Now we just need to test our data model in Snowflake, and validate it is good to data share and use in dashboards and data applications. First lets just run a basic query against our data model and see what we get.

My favorite app in the world, Excel!

Now with a bit more filtering and more specific results for Photoshop!

Conclusion

Application usage data is a fanstatic way to track when expensive apps are getting used (or not getting used), track active license usage, help procurement with true up renewals, and just have a good general cost savings model. IT is sometimes viewed solely as an operational cost center, but now you can turn IT into a service providing cost savings by leverage good IT and automation tools and shipping your data to a platform like Snowflake.
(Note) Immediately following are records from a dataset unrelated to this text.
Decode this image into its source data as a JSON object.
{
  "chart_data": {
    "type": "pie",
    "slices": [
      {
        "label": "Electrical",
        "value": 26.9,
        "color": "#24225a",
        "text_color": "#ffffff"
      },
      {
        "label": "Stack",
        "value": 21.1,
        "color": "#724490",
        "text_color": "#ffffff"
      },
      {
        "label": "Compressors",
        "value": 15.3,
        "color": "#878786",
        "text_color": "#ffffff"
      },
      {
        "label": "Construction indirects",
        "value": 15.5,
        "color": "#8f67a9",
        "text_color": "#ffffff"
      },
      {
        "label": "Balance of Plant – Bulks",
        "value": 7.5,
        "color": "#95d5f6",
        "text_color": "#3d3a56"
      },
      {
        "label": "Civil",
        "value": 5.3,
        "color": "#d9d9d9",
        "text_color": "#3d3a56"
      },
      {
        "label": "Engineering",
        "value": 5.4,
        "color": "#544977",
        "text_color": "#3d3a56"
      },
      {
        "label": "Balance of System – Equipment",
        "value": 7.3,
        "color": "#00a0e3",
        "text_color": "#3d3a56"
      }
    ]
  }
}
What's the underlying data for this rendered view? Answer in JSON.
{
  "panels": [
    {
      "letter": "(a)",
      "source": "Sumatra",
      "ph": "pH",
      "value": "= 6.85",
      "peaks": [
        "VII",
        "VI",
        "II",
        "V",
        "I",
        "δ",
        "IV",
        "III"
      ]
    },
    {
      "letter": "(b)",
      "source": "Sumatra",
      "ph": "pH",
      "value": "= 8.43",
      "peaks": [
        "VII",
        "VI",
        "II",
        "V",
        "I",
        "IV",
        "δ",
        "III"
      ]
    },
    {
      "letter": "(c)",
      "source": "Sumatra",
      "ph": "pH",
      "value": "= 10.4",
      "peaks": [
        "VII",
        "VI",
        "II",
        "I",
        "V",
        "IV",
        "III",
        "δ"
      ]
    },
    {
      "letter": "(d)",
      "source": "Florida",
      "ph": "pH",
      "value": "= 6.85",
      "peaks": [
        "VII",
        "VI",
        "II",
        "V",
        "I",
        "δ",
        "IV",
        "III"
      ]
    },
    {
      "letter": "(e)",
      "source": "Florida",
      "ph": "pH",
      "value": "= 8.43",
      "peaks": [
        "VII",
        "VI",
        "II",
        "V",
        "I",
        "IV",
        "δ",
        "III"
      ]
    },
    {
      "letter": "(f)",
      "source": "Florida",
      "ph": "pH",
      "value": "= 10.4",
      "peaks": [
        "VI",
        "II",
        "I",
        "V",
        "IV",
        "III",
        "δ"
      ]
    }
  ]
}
I bet we will use this model for true up renewals moving forward. This also is a good way for IT to capture what applications they likely need to offer in their self-service flows. If you have a substantial number of end users constantly using an app, perhaps this is an indicator it should be packaged up, deployed and patched/updated by IT.

There are many good use cases for this and those use cases can be tied to cost savings for the org and quality of life upgrades for your end users. Just remember application usage data is not meant to track productivity, or anything adjacent or even near that. You should not be shocked the majority of your users will spend the majority of their time in the web browser. I highly discourage any use of application usage tracking for anything other that quality of life improvements and cost savings initiatives (or things closely adjacent to these).